Joker: Folie à Deux
Todd Phillips, USA, 2024o
Le sextuple meurtrier Arthur Fleck, alias le Joker, était-il sain d'esprit lors de ses crimes ? Dans un établissement de haute sécurité, l'antihéros transformé en héros populaire attend son procès. Dans la chorale de la prison, il rencontre une jeune admiratrice qui, de son côté, prétend avoir mis le feu à la maison de ses parents : c'est le début d'une amourette littérale qui inspire à Arthur des chants et des danses ainsi que des apparitions délirantes devant le juge et ses fans.

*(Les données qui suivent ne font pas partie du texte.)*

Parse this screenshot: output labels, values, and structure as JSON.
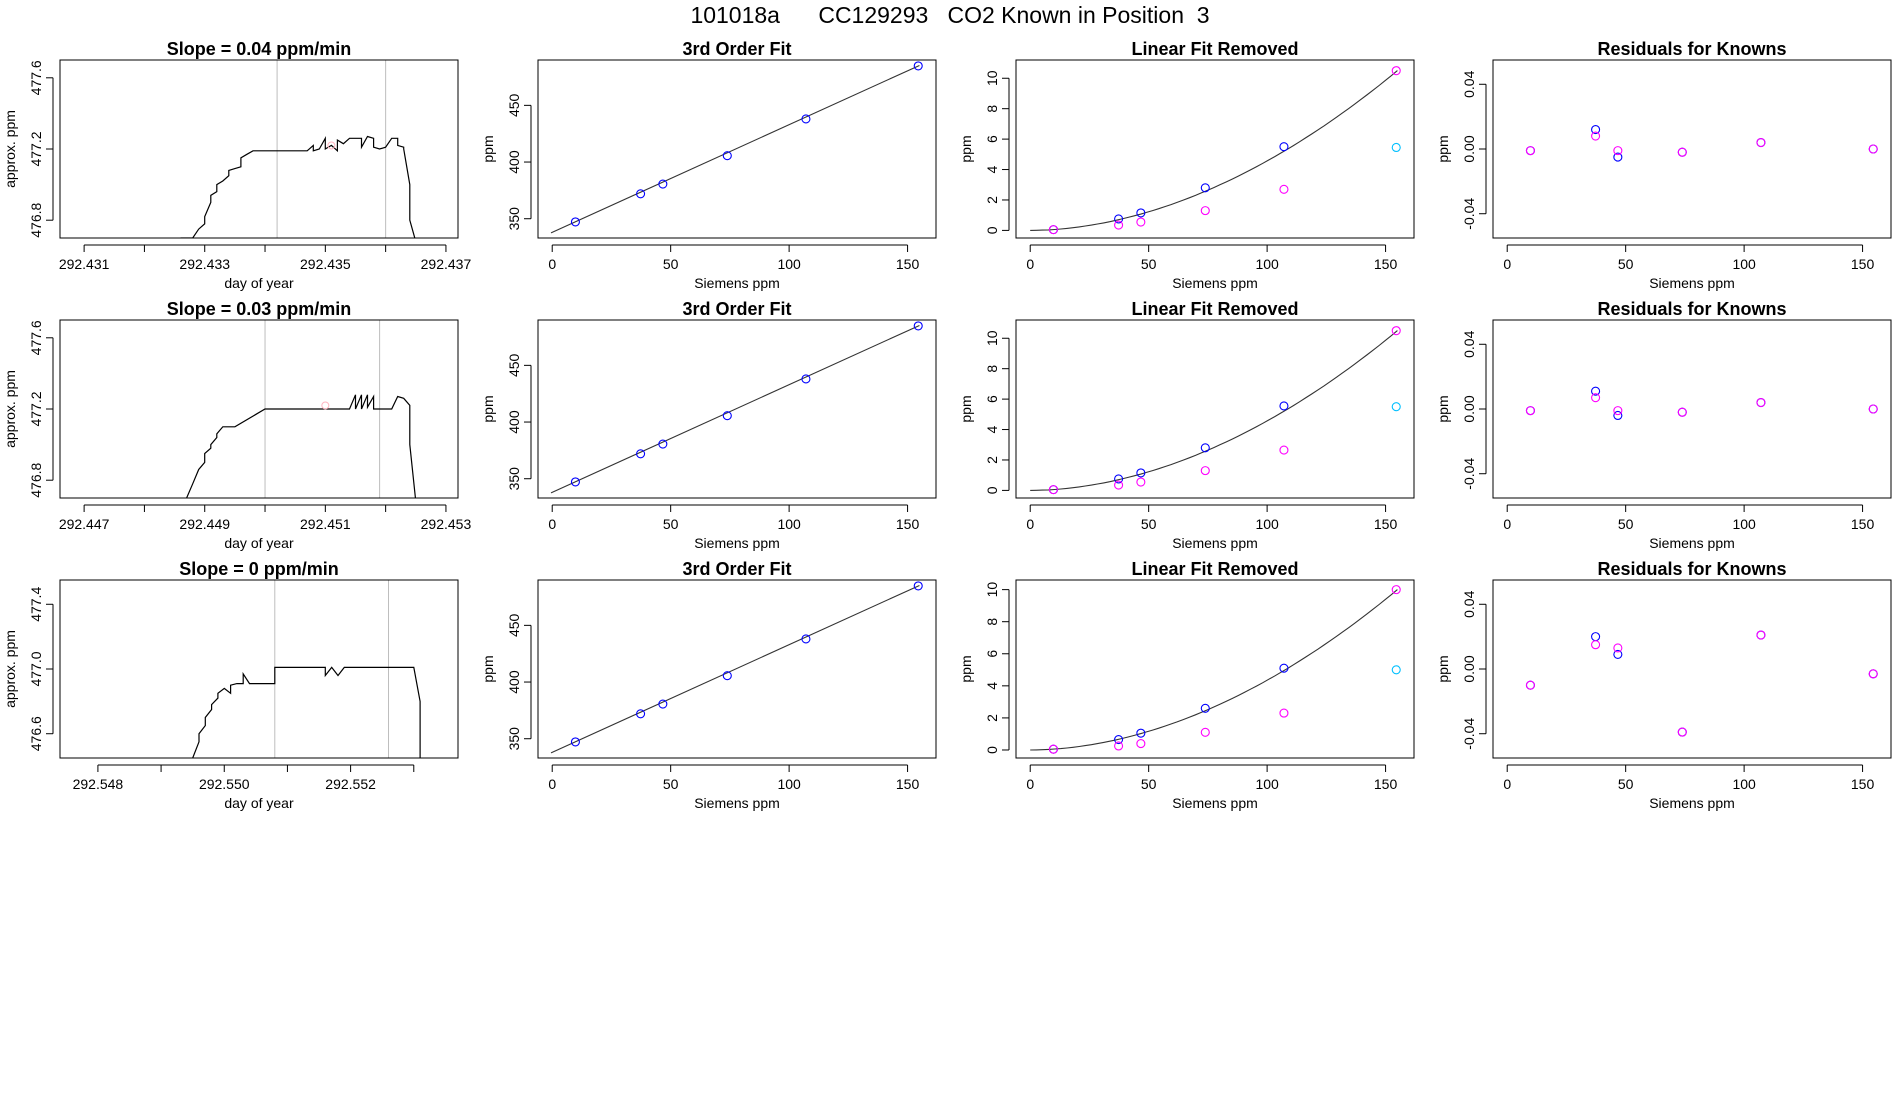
{
  "header": {
    "run": "101018a",
    "tank": "CC129293",
    "description": "CO2 Known in Position  3"
  },
  "colors": {
    "line": "#000000",
    "box": "#000000",
    "vline": "#bebebe",
    "fit_point": "#0000ff",
    "residual_point": "#ff00ff",
    "reference_point": "#00bfff",
    "curve": "#333333"
  },
  "chart_data": [
    {
      "type": "line",
      "row": 0,
      "col": 0,
      "title": "Slope =  0.04  ppm/min",
      "xlabel": "day of year",
      "ylabel": "approx. ppm",
      "xlim": [
        292.4306,
        292.4372
      ],
      "ylim": [
        476.7,
        477.7
      ],
      "xticks": [
        292.431,
        292.432,
        292.433,
        292.434,
        292.435,
        292.436,
        292.437
      ],
      "xtick_labels": [
        "292.431",
        "",
        "292.433",
        "",
        "292.435",
        "",
        "292.437"
      ],
      "yticks": [
        476.8,
        477.2,
        477.6
      ],
      "ytick_labels": [
        "476.8",
        "477.2",
        "477.6"
      ],
      "vlines": [
        292.4342,
        292.436
      ],
      "extra_point": {
        "x": 292.4351,
        "y": 477.22
      },
      "x": [
        292.4326,
        292.4328,
        292.4329,
        292.433,
        292.433,
        292.4331,
        292.4331,
        292.4332,
        292.4332,
        292.4333,
        292.4334,
        292.4334,
        292.4335,
        292.4336,
        292.4336,
        292.4337,
        292.4338,
        292.4339,
        292.4347,
        292.4348,
        292.4348,
        292.4349,
        292.435,
        292.435,
        292.4351,
        292.4352,
        292.4352,
        292.4353,
        292.4354,
        292.4354,
        292.4356,
        292.4356,
        292.4357,
        292.4358,
        292.4358,
        292.4359,
        292.436,
        292.4361,
        292.4362,
        292.4362,
        292.4363,
        292.4363,
        292.4364,
        292.4364,
        292.4365
      ],
      "y": [
        476.7,
        476.7,
        476.75,
        476.78,
        476.82,
        476.9,
        476.94,
        476.96,
        477.0,
        477.02,
        477.05,
        477.08,
        477.09,
        477.1,
        477.15,
        477.17,
        477.19,
        477.19,
        477.19,
        477.22,
        477.19,
        477.2,
        477.26,
        477.2,
        477.22,
        477.19,
        477.25,
        477.23,
        477.26,
        477.26,
        477.26,
        477.21,
        477.27,
        477.26,
        477.21,
        477.2,
        477.21,
        477.26,
        477.26,
        477.22,
        477.21,
        477.2,
        477.0,
        476.8,
        476.68
      ]
    },
    {
      "type": "scatter",
      "row": 0,
      "col": 1,
      "title": "3rd Order Fit",
      "xlabel": "Siemens ppm",
      "ylabel": "ppm",
      "xlim": [
        -6,
        162
      ],
      "ylim": [
        333,
        490
      ],
      "xticks": [
        0,
        50,
        100,
        150
      ],
      "yticks": [
        350,
        400,
        450
      ],
      "series": [
        {
          "name": "fit",
          "color": "#0000ff",
          "x": [
            9.8,
            37.3,
            46.7,
            73.9,
            107.1,
            154.5
          ],
          "y": [
            347.2,
            372.0,
            380.6,
            405.6,
            438.0,
            484.8
          ]
        }
      ],
      "curve": {
        "x": [
          -0.5,
          155
        ],
        "y": [
          337.5,
          485.2
        ]
      }
    },
    {
      "type": "scatter",
      "row": 0,
      "col": 2,
      "title": "Linear Fit Removed",
      "xlabel": "Siemens ppm",
      "ylabel": "ppm",
      "xlim": [
        -6,
        162
      ],
      "ylim": [
        -0.5,
        11.2
      ],
      "xticks": [
        0,
        50,
        100,
        150
      ],
      "yticks": [
        0,
        2,
        4,
        6,
        8,
        10
      ],
      "series": [
        {
          "name": "known",
          "color": "#0000ff",
          "x": [
            9.8,
            37.3,
            46.7,
            73.9,
            107.1
          ],
          "y": [
            0.05,
            0.75,
            1.15,
            2.8,
            5.5
          ]
        },
        {
          "name": "residual",
          "color": "#ff00ff",
          "x": [
            9.8,
            37.3,
            46.7,
            73.9,
            107.1,
            154.5
          ],
          "y": [
            0.05,
            0.35,
            0.55,
            1.3,
            2.7,
            10.5
          ]
        },
        {
          "name": "reference",
          "color": "#00bfff",
          "x": [
            154.5
          ],
          "y": [
            5.45
          ]
        }
      ],
      "curve": {
        "type": "power",
        "x0": 0,
        "x1": 155,
        "k": 10.5,
        "p": 1.9
      }
    },
    {
      "type": "scatter",
      "row": 0,
      "col": 3,
      "title": "Residuals for Knowns",
      "xlabel": "Siemens ppm",
      "ylabel": "ppm",
      "xlim": [
        -6,
        162
      ],
      "ylim": [
        -0.055,
        0.055
      ],
      "xticks": [
        0,
        50,
        100,
        150
      ],
      "yticks": [
        -0.04,
        0.0,
        0.04
      ],
      "ytick_labels": [
        "-0.04",
        "0.00",
        "0.04"
      ],
      "series": [
        {
          "name": "fit",
          "color": "#0000ff",
          "x": [
            9.8,
            37.3,
            46.7,
            73.9,
            107.1,
            154.5
          ],
          "y": [
            -0.001,
            0.012,
            -0.005,
            -0.002,
            0.004,
            0.0
          ]
        },
        {
          "name": "residual",
          "color": "#ff00ff",
          "x": [
            9.8,
            37.3,
            46.7,
            73.9,
            107.1,
            154.5
          ],
          "y": [
            -0.001,
            0.008,
            -0.001,
            -0.002,
            0.004,
            0.0
          ]
        }
      ]
    },
    {
      "type": "line",
      "row": 1,
      "col": 0,
      "title": "Slope =  0.03  ppm/min",
      "xlabel": "day of year",
      "ylabel": "approx. ppm",
      "xlim": [
        292.4466,
        292.4532
      ],
      "ylim": [
        476.7,
        477.7
      ],
      "xticks": [
        292.447,
        292.448,
        292.449,
        292.45,
        292.451,
        292.452,
        292.453
      ],
      "xtick_labels": [
        "292.447",
        "",
        "292.449",
        "",
        "292.451",
        "",
        "292.453"
      ],
      "yticks": [
        476.8,
        477.2,
        477.6
      ],
      "ytick_labels": [
        "476.8",
        "477.2",
        "477.6"
      ],
      "vlines": [
        292.45,
        292.4519
      ],
      "extra_point": {
        "x": 292.451,
        "y": 477.22
      },
      "x": [
        292.4487,
        292.4488,
        292.4489,
        292.449,
        292.449,
        292.4491,
        292.4491,
        292.4492,
        292.4492,
        292.4493,
        292.4494,
        292.4495,
        292.45,
        292.4514,
        292.4515,
        292.4515,
        292.4516,
        292.4516,
        292.4517,
        292.4517,
        292.4518,
        292.4518,
        292.4519,
        292.4521,
        292.4522,
        292.4523,
        292.4524,
        292.4524,
        292.4525
      ],
      "y": [
        476.7,
        476.78,
        476.86,
        476.9,
        476.95,
        476.98,
        477.0,
        477.04,
        477.06,
        477.1,
        477.1,
        477.1,
        477.2,
        477.2,
        477.28,
        477.2,
        477.28,
        477.2,
        477.28,
        477.21,
        477.27,
        477.2,
        477.2,
        477.2,
        477.27,
        477.26,
        477.22,
        477.0,
        476.68
      ]
    },
    {
      "type": "scatter",
      "row": 1,
      "col": 1,
      "title": "3rd Order Fit",
      "xlabel": "Siemens ppm",
      "ylabel": "ppm",
      "xlim": [
        -6,
        162
      ],
      "ylim": [
        333,
        490
      ],
      "xticks": [
        0,
        50,
        100,
        150
      ],
      "yticks": [
        350,
        400,
        450
      ],
      "series": [
        {
          "name": "fit",
          "color": "#0000ff",
          "x": [
            9.8,
            37.3,
            46.7,
            73.9,
            107.1,
            154.5
          ],
          "y": [
            347.2,
            372.0,
            380.6,
            405.6,
            438.0,
            484.8
          ]
        }
      ],
      "curve": {
        "x": [
          -0.5,
          155
        ],
        "y": [
          337.5,
          485.2
        ]
      }
    },
    {
      "type": "scatter",
      "row": 1,
      "col": 2,
      "title": "Linear Fit Removed",
      "xlabel": "Siemens ppm",
      "ylabel": "ppm",
      "xlim": [
        -6,
        162
      ],
      "ylim": [
        -0.5,
        11.2
      ],
      "xticks": [
        0,
        50,
        100,
        150
      ],
      "yticks": [
        0,
        2,
        4,
        6,
        8,
        10
      ],
      "series": [
        {
          "name": "known",
          "color": "#0000ff",
          "x": [
            9.8,
            37.3,
            46.7,
            73.9,
            107.1
          ],
          "y": [
            0.05,
            0.75,
            1.15,
            2.8,
            5.55
          ]
        },
        {
          "name": "residual",
          "color": "#ff00ff",
          "x": [
            9.8,
            37.3,
            46.7,
            73.9,
            107.1,
            154.5
          ],
          "y": [
            0.05,
            0.35,
            0.55,
            1.3,
            2.65,
            10.5
          ]
        },
        {
          "name": "reference",
          "color": "#00bfff",
          "x": [
            154.5
          ],
          "y": [
            5.5
          ]
        }
      ],
      "curve": {
        "type": "power",
        "x0": 0,
        "x1": 155,
        "k": 10.5,
        "p": 1.9
      }
    },
    {
      "type": "scatter",
      "row": 1,
      "col": 3,
      "title": "Residuals for Knowns",
      "xlabel": "Siemens ppm",
      "ylabel": "ppm",
      "xlim": [
        -6,
        162
      ],
      "ylim": [
        -0.055,
        0.055
      ],
      "xticks": [
        0,
        50,
        100,
        150
      ],
      "yticks": [
        -0.04,
        0.0,
        0.04
      ],
      "ytick_labels": [
        "-0.04",
        "0.00",
        "0.04"
      ],
      "series": [
        {
          "name": "fit",
          "color": "#0000ff",
          "x": [
            9.8,
            37.3,
            46.7,
            73.9,
            107.1,
            154.5
          ],
          "y": [
            -0.001,
            0.011,
            -0.004,
            -0.002,
            0.004,
            0.0
          ]
        },
        {
          "name": "residual",
          "color": "#ff00ff",
          "x": [
            9.8,
            37.3,
            46.7,
            73.9,
            107.1,
            154.5
          ],
          "y": [
            -0.001,
            0.007,
            -0.001,
            -0.002,
            0.004,
            0.0
          ]
        }
      ]
    },
    {
      "type": "line",
      "row": 2,
      "col": 0,
      "title": "Slope =  0  ppm/min",
      "xlabel": "day of year",
      "ylabel": "approx. ppm",
      "xlim": [
        292.5474,
        292.5537
      ],
      "ylim": [
        476.45,
        477.55
      ],
      "xticks": [
        292.548,
        292.549,
        292.55,
        292.551,
        292.552,
        292.553
      ],
      "xtick_labels": [
        "292.548",
        "",
        "292.550",
        "",
        "292.552",
        ""
      ],
      "yticks": [
        476.6,
        477.0,
        477.4
      ],
      "ytick_labels": [
        "476.6",
        "477.0",
        "477.4"
      ],
      "vlines": [
        292.5508,
        292.5526
      ],
      "x": [
        292.5495,
        292.5496,
        292.5496,
        292.5497,
        292.5497,
        292.5498,
        292.5498,
        292.5499,
        292.5499,
        292.55,
        292.5501,
        292.5501,
        292.5502,
        292.5502,
        292.5503,
        292.5503,
        292.5504,
        292.5508,
        292.5508,
        292.5509,
        292.5516,
        292.5516,
        292.5517,
        292.5518,
        292.5519,
        292.553,
        292.5531,
        292.5531
      ],
      "y": [
        476.45,
        476.55,
        476.6,
        476.65,
        476.7,
        476.75,
        476.78,
        476.82,
        476.85,
        476.88,
        476.85,
        476.9,
        476.91,
        476.91,
        476.91,
        476.97,
        476.91,
        476.91,
        477.01,
        477.01,
        477.01,
        476.96,
        477.01,
        476.96,
        477.01,
        477.01,
        476.8,
        476.45
      ]
    },
    {
      "type": "scatter",
      "row": 2,
      "col": 1,
      "title": "3rd Order Fit",
      "xlabel": "Siemens ppm",
      "ylabel": "ppm",
      "xlim": [
        -6,
        162
      ],
      "ylim": [
        333,
        490
      ],
      "xticks": [
        0,
        50,
        100,
        150
      ],
      "yticks": [
        350,
        400,
        450
      ],
      "series": [
        {
          "name": "fit",
          "color": "#0000ff",
          "x": [
            9.8,
            37.3,
            46.7,
            73.9,
            107.1,
            154.5
          ],
          "y": [
            347.2,
            372.0,
            380.6,
            405.6,
            438.0,
            484.8
          ]
        }
      ],
      "curve": {
        "x": [
          -0.5,
          155
        ],
        "y": [
          337.5,
          485.2
        ]
      }
    },
    {
      "type": "scatter",
      "row": 2,
      "col": 2,
      "title": "Linear Fit Removed",
      "xlabel": "Siemens ppm",
      "ylabel": "ppm",
      "xlim": [
        -6,
        162
      ],
      "ylim": [
        -0.5,
        10.6
      ],
      "xticks": [
        0,
        50,
        100,
        150
      ],
      "yticks": [
        0,
        2,
        4,
        6,
        8,
        10
      ],
      "series": [
        {
          "name": "known",
          "color": "#0000ff",
          "x": [
            9.8,
            37.3,
            46.7,
            73.9,
            107.1
          ],
          "y": [
            0.05,
            0.65,
            1.05,
            2.6,
            5.1
          ]
        },
        {
          "name": "residual",
          "color": "#ff00ff",
          "x": [
            9.8,
            37.3,
            46.7,
            73.9,
            107.1,
            154.5
          ],
          "y": [
            0.05,
            0.25,
            0.4,
            1.1,
            2.3,
            10.0
          ]
        },
        {
          "name": "reference",
          "color": "#00bfff",
          "x": [
            154.5
          ],
          "y": [
            5.0
          ]
        }
      ],
      "curve": {
        "type": "power",
        "x0": 0,
        "x1": 155,
        "k": 10.0,
        "p": 1.9
      }
    },
    {
      "type": "scatter",
      "row": 2,
      "col": 3,
      "title": "Residuals for Knowns",
      "xlabel": "Siemens ppm",
      "ylabel": "ppm",
      "xlim": [
        -6,
        162
      ],
      "ylim": [
        -0.055,
        0.055
      ],
      "xticks": [
        0,
        50,
        100,
        150
      ],
      "yticks": [
        -0.04,
        0.0,
        0.04
      ],
      "ytick_labels": [
        "-0.04",
        "0.00",
        "0.04"
      ],
      "series": [
        {
          "name": "fit",
          "color": "#0000ff",
          "x": [
            9.8,
            37.3,
            46.7,
            73.9,
            107.1,
            154.5
          ],
          "y": [
            -0.01,
            0.02,
            0.009,
            -0.039,
            0.021,
            -0.003
          ]
        },
        {
          "name": "residual",
          "color": "#ff00ff",
          "x": [
            9.8,
            37.3,
            46.7,
            73.9,
            107.1,
            154.5
          ],
          "y": [
            -0.01,
            0.015,
            0.013,
            -0.039,
            0.021,
            -0.003
          ]
        }
      ]
    }
  ]
}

La variation autonome de Todd Phillips sur le clown maléfique Joker des bandes dessinées Batman a été un phénomène mondial en 2019: en tant que marginal solitaire qui s'érige en justicier des perdants de tous bords dans une autopromotion sanglante, le Joker est devenu un héros populaire sur et hors de l'écran, rapportant plus d'un milliard de dollars au box-office. La fusion du spécialiste de rôles borderline Joaquin Phoenix avec le personnage-titre et la vision noire de Phillips d'un New York alias Gotham comme symbole d'une société en chute libre ont manifestement fasciné bien au-delà du groupe cible de jeunes hommes en colère. Le film qui lui succède ne traite en fait que de la question de savoir si le sextuple meurtrier Arthur, alias le Joker, sera condamné par un tribunal ou déclaré irresponsable, et le confronte pendant son attente à une admiratrice qui l'incite à chanter et à atteindre de nouveaux sommets anarchistes devant le tribunal et devant ses fans dans la rue. Le gag: la grandiose Lady Gaga joue cette muse et, dans son sillage, le film se transforme en comédie musicale, le method actor Phoenix en animateur survolté qui s'imagine en superstar aux côtés de sa partenaire insoupçonnée. Cette exaltation narcissique de soi et l'espoir simultané d'une petite apocalypse qui fait table rase de toutes les adversités de la vie sont à nouveau brillamment pensés, même si l'histoire manque de matière pour une durée de 138 minutes. La bravoure de l'artisanat visuel et musical compense en partie ce manque, mais ne suffit pas pour un nouveau triomphe. Pour paraphraser les paroles d’une des chansons, on sort du cinéma «bewitched» (envoûté) par de nombreuses idées captivantes, mais pas «bewildered» (bouleversé) par un vision du monde comme la première fois.